Nikolaus und Knecht Ruprecht

Es war Nikolaus Abend 1959, und ich war 10 Jahre alt. Wie wahrscheinlich viele Kinder wartete ich auf das große Ereignis, denn der Nikolaus hatte sich bei meinen Großeltern angemeldet, um mir ein Geschenk zu überreichen.

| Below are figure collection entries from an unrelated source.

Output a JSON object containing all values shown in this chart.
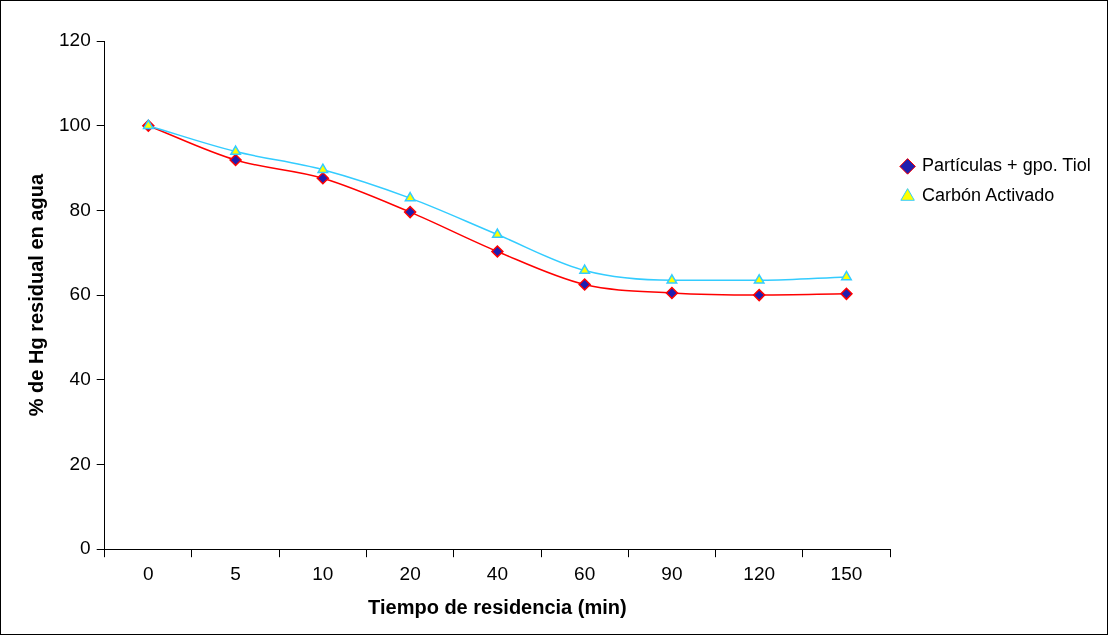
{
  "chart_data": {
    "type": "line",
    "xlabel": "Tiempo de residencia (min)",
    "ylabel": "% de Hg residual en agua",
    "categories": [
      "0",
      "5",
      "10",
      "20",
      "40",
      "60",
      "90",
      "120",
      "150"
    ],
    "ylim": [
      0,
      120
    ],
    "yticks": [
      0,
      20,
      40,
      60,
      80,
      100,
      120
    ],
    "grid": false,
    "legend": "right",
    "series": [
      {
        "name": "Partículas + gpo. Tiol",
        "color": "#ff0000",
        "marker": "diamond",
        "values": [
          100,
          91.9,
          87.6,
          79.6,
          70.3,
          62.5,
          60.5,
          60.0,
          60.3
        ]
      },
      {
        "name": "Carbón Activado",
        "color": "#33ccff",
        "marker": "triangle",
        "values": [
          100,
          93.9,
          89.6,
          82.9,
          74.3,
          65.8,
          63.5,
          63.5,
          64.3
        ]
      }
    ]
  }
}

Den ganzen Tag über war ich aufgeregt, gleichzeitig jedoch voller Vorfreude auf diese Begegnung. Gegen Abend gingen meine Eltern mit mir zu den Großeltern, und ich sprang bei den kleinsten Geräuschen zum Fenster, um zu schauen, ob der Nikolaus kommt. Plötzlich ein lautes Klopfen an der Haustüre. Meine Oma lief in den Flur und begrüßte den Nikolaus und seine Begleitung, Knecht Ruprecht, herzlich. 

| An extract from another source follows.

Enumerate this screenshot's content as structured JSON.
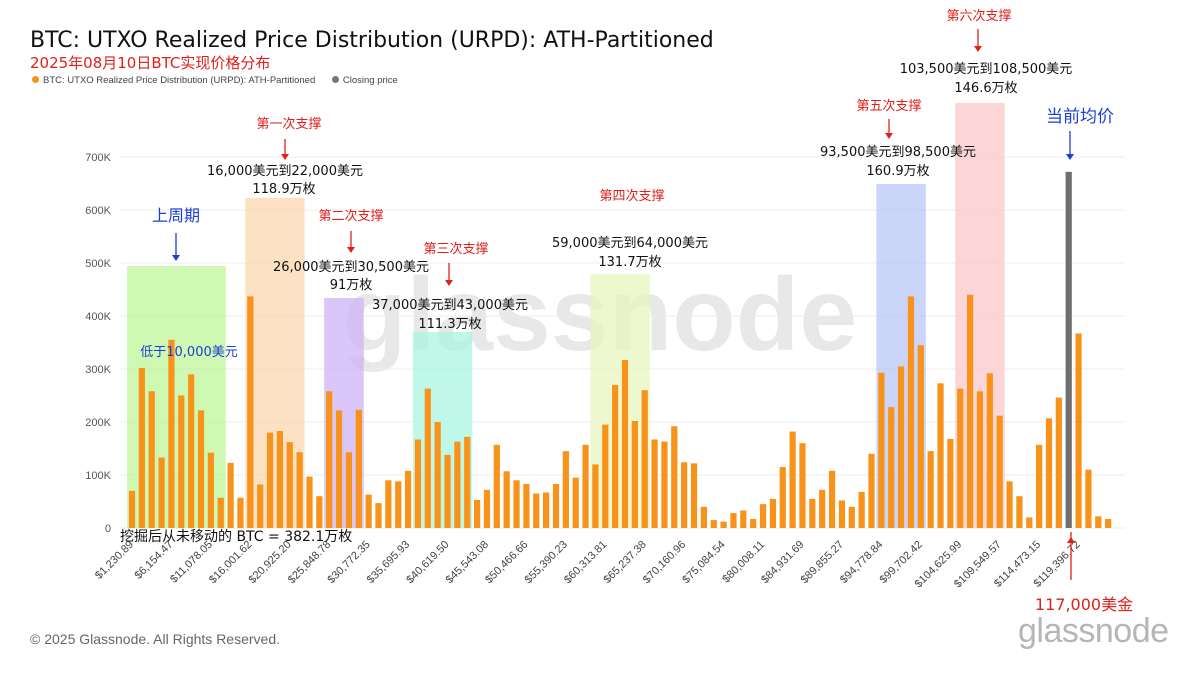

Dann betraten beide das Wohnzimmer, und der Nikolaus setzte sich in einen Sessel. Den mit Geschenken gefüllten Sack stellte er vor sich hin. Er begrüßte mich mit Handschlag und forderte mich auf, dass ich mich auf seinen Schoß setzen sollte. Ich trat einen Schritt zurück und erwiderte, das ich dies nicht wollte. Ich hatte den Satz noch nicht ganz ausgesprochen, als Knecht Ruprecht mit erhobener Rute auf mich zukam und zu mir sagte: „Wenn du dich nicht sofort auf den Schoß vom Nikolaus setzt, dann bekommst du die Rute kräftig zu spüren.“ Ich war über diese Drohung sehr erschrocken, denn  meine Eltern hatten mir beigebracht, mich nicht von einem fremden Mann anfassen zu lassen, nicht mit Fremden mitzugehen. Nun sollte ich geschlagen werden, was ich überhaupt nicht kannte, und das nur, weil ich eine  Aufforderung verweigert habe.

Es verging keine Sekunde, als die Stimme meines Vaters aus dem Hintergrund ruhig, aber voller Nachdruck sagte: „Wenn meine Tochter nicht möchte, dann braucht sie es nicht, wir sprechen uns gleich vor der Türe.“ Daraufhin fragte mich der Nikolaus, ob ich ein Gedicht aufsagen würde. Diesen Wunsch erfüllte ich ihm gerne. Anschließend bekam ich mein Geschenk. 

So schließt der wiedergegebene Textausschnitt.